To be (social) or not to be (social)... That is the question
Last month British pub chain powerhouse JD Wetherspoons stunned many with its announcement that it would be removing itself from social media. With immediate effect they closed their Facebook, Twitter and Instagram accounts saying that future announcements would be made via their official website and in their own magazine. Surely in the age of social media such a move is commercial suicide?
From the statement they released it appeared the motivation for such a move was that their business had become too concerned about what was happening and being written online rather that the offline experience within their pubs. Staff energy was flowing away from what is essentially the original social networking space, the pub.
But do they have a point? On reflection, most probably. The average Wetherspoons tweet in 2018 managed to garner a total of six retweets and four likes. Wetherspoons serves three million pints a week. Its impact online was certainly questionable. I followed them online for years, though cannot remember a single tweet, image or story from their social media so for me it would be not loss whatsoever.
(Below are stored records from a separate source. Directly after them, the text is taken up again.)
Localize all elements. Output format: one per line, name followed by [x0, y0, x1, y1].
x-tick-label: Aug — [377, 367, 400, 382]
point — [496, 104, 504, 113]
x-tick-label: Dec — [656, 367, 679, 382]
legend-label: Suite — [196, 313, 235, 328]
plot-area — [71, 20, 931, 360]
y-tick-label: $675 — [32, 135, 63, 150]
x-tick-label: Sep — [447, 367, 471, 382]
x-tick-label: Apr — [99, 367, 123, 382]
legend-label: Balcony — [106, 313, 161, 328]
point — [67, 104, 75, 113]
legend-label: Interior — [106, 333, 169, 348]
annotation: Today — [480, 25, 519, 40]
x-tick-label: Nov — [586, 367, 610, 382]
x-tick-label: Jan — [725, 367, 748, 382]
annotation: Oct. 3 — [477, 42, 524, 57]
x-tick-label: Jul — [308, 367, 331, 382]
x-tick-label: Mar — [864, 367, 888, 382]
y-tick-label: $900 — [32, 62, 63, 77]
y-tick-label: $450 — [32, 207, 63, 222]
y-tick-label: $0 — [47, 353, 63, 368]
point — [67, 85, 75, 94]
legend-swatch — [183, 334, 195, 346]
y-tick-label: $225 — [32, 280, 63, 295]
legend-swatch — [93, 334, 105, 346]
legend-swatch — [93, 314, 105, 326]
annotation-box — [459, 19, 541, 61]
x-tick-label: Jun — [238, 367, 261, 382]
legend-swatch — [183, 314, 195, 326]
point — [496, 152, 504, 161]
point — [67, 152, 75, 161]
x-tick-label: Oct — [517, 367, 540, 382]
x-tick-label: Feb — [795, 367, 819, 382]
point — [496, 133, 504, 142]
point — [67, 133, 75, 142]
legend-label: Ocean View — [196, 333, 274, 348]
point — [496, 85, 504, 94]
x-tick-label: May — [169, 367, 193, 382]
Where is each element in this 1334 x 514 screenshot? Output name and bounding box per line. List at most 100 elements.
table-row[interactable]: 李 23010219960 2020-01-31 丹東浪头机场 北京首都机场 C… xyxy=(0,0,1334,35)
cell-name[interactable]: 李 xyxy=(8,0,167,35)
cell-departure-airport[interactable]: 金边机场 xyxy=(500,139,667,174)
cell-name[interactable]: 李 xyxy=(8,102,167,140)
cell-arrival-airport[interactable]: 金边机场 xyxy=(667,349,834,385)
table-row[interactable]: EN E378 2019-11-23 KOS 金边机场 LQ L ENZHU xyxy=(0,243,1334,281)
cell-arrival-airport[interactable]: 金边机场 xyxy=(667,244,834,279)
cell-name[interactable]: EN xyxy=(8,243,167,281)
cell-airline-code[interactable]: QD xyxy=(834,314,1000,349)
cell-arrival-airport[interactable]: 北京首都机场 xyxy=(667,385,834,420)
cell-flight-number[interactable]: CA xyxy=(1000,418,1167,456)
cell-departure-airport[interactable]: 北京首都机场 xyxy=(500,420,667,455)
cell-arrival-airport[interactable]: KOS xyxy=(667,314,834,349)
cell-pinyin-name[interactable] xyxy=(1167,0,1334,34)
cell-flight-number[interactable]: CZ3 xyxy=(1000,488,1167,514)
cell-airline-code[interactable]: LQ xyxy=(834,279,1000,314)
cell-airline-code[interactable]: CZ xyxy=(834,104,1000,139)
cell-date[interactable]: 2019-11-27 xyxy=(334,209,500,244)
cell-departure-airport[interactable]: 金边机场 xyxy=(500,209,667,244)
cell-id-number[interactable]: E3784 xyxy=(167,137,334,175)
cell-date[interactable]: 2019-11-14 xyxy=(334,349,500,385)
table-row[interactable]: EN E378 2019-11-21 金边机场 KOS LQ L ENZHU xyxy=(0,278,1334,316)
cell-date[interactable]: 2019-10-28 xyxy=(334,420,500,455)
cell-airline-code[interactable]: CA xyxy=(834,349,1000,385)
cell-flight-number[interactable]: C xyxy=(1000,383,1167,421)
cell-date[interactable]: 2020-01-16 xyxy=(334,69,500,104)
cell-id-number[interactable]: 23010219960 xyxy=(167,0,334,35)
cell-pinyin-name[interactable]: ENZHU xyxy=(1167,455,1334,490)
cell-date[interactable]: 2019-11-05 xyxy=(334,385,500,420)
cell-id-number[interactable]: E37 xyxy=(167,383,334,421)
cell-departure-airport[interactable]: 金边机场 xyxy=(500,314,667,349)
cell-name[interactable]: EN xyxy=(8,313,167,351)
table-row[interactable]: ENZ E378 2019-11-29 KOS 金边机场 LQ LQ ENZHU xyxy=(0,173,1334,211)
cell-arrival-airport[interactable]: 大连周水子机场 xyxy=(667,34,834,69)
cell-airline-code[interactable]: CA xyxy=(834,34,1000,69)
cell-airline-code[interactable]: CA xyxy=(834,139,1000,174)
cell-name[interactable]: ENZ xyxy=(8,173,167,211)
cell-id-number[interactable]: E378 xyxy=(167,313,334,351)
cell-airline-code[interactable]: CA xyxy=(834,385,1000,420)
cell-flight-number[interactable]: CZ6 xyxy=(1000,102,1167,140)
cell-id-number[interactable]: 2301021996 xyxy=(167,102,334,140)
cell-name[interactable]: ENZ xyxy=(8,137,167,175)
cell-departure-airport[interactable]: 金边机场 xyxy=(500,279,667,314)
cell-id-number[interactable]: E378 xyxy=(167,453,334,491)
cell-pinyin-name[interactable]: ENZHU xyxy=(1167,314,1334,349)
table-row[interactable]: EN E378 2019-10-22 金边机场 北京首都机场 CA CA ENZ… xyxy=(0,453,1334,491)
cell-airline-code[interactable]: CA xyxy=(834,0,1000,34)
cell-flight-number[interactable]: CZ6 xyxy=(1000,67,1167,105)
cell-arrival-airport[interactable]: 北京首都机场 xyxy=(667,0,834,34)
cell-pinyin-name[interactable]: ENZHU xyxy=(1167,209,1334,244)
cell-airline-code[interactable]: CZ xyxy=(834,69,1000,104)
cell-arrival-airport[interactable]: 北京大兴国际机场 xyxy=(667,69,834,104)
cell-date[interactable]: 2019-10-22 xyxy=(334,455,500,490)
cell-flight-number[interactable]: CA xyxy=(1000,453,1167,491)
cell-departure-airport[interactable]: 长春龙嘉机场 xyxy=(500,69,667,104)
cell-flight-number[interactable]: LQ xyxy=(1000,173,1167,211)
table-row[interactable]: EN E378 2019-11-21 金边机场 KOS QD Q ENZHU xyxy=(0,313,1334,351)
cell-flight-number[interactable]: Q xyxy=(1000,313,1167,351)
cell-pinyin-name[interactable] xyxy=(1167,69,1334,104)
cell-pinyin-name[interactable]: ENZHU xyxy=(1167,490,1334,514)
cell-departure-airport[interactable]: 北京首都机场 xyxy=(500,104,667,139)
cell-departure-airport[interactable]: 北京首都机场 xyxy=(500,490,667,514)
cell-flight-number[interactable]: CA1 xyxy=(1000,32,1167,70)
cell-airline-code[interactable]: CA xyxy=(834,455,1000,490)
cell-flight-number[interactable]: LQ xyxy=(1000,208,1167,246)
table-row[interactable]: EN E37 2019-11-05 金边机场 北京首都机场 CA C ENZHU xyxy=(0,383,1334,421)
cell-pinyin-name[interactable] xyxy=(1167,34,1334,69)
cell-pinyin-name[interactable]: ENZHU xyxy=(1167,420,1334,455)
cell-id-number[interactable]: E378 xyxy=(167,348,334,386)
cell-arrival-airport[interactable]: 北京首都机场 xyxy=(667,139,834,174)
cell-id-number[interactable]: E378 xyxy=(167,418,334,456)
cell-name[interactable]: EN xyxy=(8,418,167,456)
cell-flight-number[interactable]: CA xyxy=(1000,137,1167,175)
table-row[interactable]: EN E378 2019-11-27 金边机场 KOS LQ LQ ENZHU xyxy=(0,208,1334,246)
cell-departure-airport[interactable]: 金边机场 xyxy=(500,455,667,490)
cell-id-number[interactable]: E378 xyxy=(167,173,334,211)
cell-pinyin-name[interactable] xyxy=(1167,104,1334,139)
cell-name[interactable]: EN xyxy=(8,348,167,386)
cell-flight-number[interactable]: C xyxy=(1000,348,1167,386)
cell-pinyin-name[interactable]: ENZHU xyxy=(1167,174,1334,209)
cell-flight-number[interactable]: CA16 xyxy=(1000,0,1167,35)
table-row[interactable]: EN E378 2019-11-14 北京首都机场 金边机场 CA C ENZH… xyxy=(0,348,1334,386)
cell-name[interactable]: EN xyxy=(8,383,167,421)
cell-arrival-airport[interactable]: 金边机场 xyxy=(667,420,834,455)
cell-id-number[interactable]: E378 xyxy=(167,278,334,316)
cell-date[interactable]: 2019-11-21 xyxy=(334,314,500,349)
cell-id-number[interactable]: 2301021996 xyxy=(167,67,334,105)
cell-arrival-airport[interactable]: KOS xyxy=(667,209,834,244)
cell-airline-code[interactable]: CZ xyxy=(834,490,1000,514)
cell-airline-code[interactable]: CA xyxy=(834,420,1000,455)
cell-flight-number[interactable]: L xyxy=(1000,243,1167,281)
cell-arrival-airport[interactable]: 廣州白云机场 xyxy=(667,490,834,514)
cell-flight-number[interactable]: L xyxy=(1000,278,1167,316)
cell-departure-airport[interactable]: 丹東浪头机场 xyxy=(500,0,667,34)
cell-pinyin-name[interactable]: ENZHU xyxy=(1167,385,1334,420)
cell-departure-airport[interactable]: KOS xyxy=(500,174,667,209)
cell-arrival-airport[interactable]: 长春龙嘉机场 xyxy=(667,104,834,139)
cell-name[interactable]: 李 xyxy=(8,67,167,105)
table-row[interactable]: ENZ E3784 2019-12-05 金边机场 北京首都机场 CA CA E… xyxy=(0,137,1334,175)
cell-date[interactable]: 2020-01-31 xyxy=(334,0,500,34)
But that’s not to say every venue should follow suit and join the anti-social league. Many don’t have the physical presence on every high-street that Wetherspoons does, nor the customer loyalty that has been built over decades. So what is the answer?
Know your market - and offer them value
Our social media platforms need to be just that, social. Sales pitches, discount banners and constant advertising don’t inspire and don’t engage so are often just create noise rather than cut through. We need to know who we’re talking to and understand what our guests want and need from us online. That might be inspiring images, witty updates or even recipes or playlists to build up your brand following.
Tackle the trolls
One major factor for many wanting to turn away from social media is the time it takes and the impact it creates, dealing with keyboard warriors and online trolls. My advice on this matter is to consider creating a policy for your approach on this and stick to it. For some it may be to respond, others to ignore and block. Most importantly though, trolls with a vengeance must not be allowed too much air time in your minds or in your venues.
Find your voice
I can almost always tell when a venue has outsourced their social media updates to an agency versus doing it in house. Purely because when you spend time in a pub, bar or restaurant, you meet the staff and the management there is a style, a personality and a voice to the place. If that isn’t mirrored online by the person updating social media there can often be a huge disconnect. Updates can feel clinical, salesy and lack the authenticity of the venue. By finding your voice and delivering your style, it only enhances the real feel of your venue and creates a connection from offline to online.
Focus on experience (both on and offline)
Nothing is more disappointing than falling in love with a brand or venue online only to be majorly disappointed at the real in person experience of the bar, pub or restaurant. Being the wittiest, the most instagrammable or the most inspiring social media account needs to translate into an awesome experience offline - or you’re totally missing the point. Of course our images should be beautiful and our booking system seamless, but our real world presentation must also be beautiful and our delivery to the table effortless. It's almost impossible to have everything perfect at all times but equal if not more focus must be spent on what we’re delivering to our guests in person rather than on our analytics pages.
Embrace alternative technology
The saying “Don’t put all your eggs in one basket” has never been more relevant than it is today. With questions over Twitter’s relevance, Facebook’s integrity and the true value of your email list (GDPR anyone?) there has never been a more important time to really delve into the value of your digital assets and the leverage they have on your business. One size does not fit all and we need to be clear over what matters to our business and the impact that could have if it was taken away. Developing your own app might be important, cultivating a Facebook group might be another way to go. It has never been more important than now, to spread your influence through avenues that really work for your business that deliver returns on your investment, be that time or money or both.
There are a lot of businesses out there that take the same look at an entirely different customer base, product, brand and set of objectives and conclude that Twitter, Facebook or Instagram are the perfect tactic for them. The reality is that that decision is just as smart as Wetherspoons decision to shut down their social media. For them it just wasn’t working and therefore wasn’t worth it.
There is no ideal communications tool. No ratio of how much you should spend on ‘digital’ versus ‘traditional’ that can be applied to our venues. There is no rule that you must have a Facebook presence or that you should get rid of it. All there is is strategy, and once you have one it becomes apparent that your tactics should work for you and you alone. We need to know our customers and learn how best to connect with them, through their screens, via our menus and of course over the bar top.